For reference, here's the full list of installed modules in my current environment:

(env) ~ » pip freeze                                                                      [18:42:27]
certifi==2017.7.27.1
chainer==1.24.0
chardet==3.0.4
cymem==1.31.2
cytoolz==0.8.2
dill==0.2.7.1
en-core-web-sm==2.0.0a0
filelock==2.0.11
ftfy==4.4.3
html5lib==0.999999999
idna==2.5
msgpack-numpy==0.4.1
msgpack-python==0.4.8
murmurhash==0.28.0
nose==1.3.7
numpy==1.13.1
pathlib==1.0.1
plac==0.9.6
preshed==1.0.0
protobuf==3.3.0
regex==2017.4.5
requests==2.18.3
six==1.10.0
spacy-nightly==2.0.0a6
termcolor==1.1.0
thinc==6.8.0
toolz==0.8.2
tqdm==4.15.0
ujson==1.35
urllib3==1.22
wcwidth==0.1.7
webencodings==0.5.1
wrapt==1.10.10

I can easily check for empty strings before parsing but you might still want to consider failing more gracefully maybe, so just a heads up.

Environment information

spaCy version: 2.0.0a6
Platform: Darwin-16.7.0-x86_64-i386-64bit
Python version: 3.6.2
OS: macOS Sierra (10.12.6)
Environment: created with $ virtualenv -p python3 env

bug tests

Source

melanietosik

Most helpful comment

I thought we had tests for the empty string -- failing here is definitely an error.
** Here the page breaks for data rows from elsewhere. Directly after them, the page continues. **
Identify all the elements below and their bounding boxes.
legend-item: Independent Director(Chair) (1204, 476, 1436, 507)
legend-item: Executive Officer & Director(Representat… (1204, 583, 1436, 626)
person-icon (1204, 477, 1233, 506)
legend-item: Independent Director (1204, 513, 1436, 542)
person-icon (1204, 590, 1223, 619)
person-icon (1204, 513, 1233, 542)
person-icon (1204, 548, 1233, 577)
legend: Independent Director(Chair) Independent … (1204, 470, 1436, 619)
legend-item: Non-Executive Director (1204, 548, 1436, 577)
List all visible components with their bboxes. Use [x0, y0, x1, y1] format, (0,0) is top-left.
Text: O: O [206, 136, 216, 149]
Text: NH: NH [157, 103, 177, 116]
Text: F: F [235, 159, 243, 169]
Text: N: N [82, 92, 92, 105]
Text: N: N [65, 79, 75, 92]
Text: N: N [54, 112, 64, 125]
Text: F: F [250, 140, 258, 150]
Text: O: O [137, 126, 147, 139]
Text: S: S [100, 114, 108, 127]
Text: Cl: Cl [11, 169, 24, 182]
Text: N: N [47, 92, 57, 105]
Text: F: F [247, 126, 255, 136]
Thanks for the report!

honnibal on 5 Aug 2017

👍2

All 3 comments

I thought we had tests for the empty string -- failing here is definitely an error. Thanks for the report!

honnibal on 5 Aug 2017

👍2

Just had a quick look and I think we're currently only testing empty strings in the tokenizer, not the model pipeline. So this should definitely be updated!